At a clinical research center in Ireland, 75 healthy volunteers between the ages of 18 and 40 participated in the trial. Participants were randomly assigned to take a placebo or Bif195 (5 x 1010 colony-forming units per day) for 8 weeks. All participants also took 300 mg of ASA per day for the first 6 weeks.
 
Video capsule endoscopy, a widely accepted reference standard for occult gastrointestinal bleeding, was used to assess intestinal damage. Small intestinal mucosal damage was categorized by the Lewis score, which is a validated tool to evaluate villous edema, ulcers, stenosis, and small bowel inflammation. The primary outcomes were the areas under the curve (AUCs) for Lewis score and number of ulcers.

Results show probiotics may reduce GI risk

The results showed a gradual increase in mucosal damage during the 6 weeks of daily ASA intake and partial reversal toward baseline over the 2-week recovery period. The ASA-induced damage was primarily localized to the duodenum. The major finding of this study was that the AUCs for both the Lewis score and ulcer number were significantly lower in the Bif195 arm than the placebo arm, the primary endpoint of this study (Pvalue = .0376).
 
Importantly, the protective effect of Bif195 against intestinal damage did not interfere with the cardiovascular-protective effects of ASA. In participants taking Bif195, ASA still inhibited the cyclo-oxygenase (COX) enzyme and reduced its downstream products.
 
This study was conducted for only 8 weeks, whereas many people take ASA for years.
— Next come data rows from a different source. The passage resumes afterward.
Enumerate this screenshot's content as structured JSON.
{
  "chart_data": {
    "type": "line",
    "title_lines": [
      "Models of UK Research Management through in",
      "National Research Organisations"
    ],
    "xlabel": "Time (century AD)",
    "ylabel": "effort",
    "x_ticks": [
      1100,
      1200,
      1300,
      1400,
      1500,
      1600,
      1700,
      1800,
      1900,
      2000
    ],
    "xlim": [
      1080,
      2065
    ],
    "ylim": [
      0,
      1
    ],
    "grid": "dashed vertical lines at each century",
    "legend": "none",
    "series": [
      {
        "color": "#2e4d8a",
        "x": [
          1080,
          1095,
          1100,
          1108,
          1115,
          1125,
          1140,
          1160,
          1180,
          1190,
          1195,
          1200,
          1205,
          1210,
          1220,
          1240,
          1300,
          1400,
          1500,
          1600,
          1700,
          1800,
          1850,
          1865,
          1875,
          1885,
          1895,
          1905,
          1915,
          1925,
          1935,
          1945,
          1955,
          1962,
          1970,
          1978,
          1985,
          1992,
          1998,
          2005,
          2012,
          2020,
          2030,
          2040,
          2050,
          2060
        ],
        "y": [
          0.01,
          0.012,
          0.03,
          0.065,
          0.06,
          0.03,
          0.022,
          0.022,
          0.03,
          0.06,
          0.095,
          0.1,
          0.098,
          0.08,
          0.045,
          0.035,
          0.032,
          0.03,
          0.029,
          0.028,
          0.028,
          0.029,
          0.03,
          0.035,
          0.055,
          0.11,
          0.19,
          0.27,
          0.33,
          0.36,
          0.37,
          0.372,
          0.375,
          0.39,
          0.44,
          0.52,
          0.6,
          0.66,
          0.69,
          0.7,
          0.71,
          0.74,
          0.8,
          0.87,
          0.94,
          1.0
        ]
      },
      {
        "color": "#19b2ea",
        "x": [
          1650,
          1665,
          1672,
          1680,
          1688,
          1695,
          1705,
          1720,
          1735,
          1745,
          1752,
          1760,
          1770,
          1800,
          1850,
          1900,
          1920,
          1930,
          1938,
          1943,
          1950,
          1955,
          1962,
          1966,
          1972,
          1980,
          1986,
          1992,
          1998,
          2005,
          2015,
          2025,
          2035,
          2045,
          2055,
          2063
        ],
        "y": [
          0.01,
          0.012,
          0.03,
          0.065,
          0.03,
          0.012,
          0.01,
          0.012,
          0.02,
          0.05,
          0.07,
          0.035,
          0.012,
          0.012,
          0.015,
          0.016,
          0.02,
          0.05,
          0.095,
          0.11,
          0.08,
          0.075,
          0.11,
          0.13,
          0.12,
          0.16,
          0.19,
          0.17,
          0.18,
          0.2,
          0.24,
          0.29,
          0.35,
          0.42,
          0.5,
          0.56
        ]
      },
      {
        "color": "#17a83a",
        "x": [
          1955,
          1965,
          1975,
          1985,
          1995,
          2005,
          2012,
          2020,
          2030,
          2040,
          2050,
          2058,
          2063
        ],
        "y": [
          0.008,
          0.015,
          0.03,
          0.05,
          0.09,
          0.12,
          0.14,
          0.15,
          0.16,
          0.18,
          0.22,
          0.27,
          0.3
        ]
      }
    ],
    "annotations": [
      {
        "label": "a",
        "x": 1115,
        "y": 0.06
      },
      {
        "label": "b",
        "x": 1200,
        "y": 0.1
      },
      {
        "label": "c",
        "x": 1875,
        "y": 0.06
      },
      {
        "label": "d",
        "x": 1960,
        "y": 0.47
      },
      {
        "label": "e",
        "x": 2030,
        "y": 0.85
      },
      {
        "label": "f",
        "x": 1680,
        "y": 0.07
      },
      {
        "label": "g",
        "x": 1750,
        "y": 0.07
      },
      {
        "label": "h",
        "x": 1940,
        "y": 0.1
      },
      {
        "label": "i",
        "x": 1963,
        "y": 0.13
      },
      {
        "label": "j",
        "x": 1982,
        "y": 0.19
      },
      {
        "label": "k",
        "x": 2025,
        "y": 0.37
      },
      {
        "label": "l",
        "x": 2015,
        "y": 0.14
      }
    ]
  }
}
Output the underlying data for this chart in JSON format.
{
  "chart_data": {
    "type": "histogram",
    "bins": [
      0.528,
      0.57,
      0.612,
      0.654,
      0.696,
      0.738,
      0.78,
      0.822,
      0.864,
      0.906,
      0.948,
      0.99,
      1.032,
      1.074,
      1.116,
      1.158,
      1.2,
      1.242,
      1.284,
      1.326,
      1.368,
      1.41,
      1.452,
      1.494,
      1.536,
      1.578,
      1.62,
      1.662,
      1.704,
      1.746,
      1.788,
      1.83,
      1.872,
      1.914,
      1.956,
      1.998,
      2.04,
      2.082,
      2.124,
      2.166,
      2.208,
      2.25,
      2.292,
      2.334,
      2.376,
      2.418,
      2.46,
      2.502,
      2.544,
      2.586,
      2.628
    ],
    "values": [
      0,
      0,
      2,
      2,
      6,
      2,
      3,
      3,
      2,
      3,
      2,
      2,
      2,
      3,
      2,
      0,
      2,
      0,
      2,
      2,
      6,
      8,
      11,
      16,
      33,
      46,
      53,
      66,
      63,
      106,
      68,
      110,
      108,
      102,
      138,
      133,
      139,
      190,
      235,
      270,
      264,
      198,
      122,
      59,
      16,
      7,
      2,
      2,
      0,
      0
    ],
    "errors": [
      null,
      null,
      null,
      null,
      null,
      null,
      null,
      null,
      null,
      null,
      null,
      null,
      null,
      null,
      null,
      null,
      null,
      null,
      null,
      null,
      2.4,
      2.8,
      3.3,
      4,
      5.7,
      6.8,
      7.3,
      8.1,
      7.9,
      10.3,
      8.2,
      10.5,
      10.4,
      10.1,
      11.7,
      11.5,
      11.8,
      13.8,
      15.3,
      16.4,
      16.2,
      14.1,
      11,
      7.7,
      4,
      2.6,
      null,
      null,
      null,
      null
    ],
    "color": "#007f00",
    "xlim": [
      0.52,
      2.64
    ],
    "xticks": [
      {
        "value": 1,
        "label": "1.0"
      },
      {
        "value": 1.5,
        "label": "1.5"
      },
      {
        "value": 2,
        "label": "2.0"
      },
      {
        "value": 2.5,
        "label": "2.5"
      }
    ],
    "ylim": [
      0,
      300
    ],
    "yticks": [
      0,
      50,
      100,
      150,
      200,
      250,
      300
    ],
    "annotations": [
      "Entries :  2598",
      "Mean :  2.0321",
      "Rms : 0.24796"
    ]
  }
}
Still, the results reveal new possibilities for the use of specific probiotic strains to reduce the risk of side effects from ASA.
 
Reference
Mortensen, B, C Murphy, J O’Grady, M Lucey, G Elsafi, L Barry, V Westphal, A Wellejus, O Lukjancenko, AC Eklund, HB Nielsen, A Baker, A Damholt, JET van Hylckama Vlieg, F Shanahan, and M Buckley. “Bifidobacteriumbreve Bif195 Protects Against Small-Intestinal Damage Caused By Acetylsalicylic Acid in Healthy Volunteers.” Gastroenterology 157, no. 3 (2019): 637–646.e4.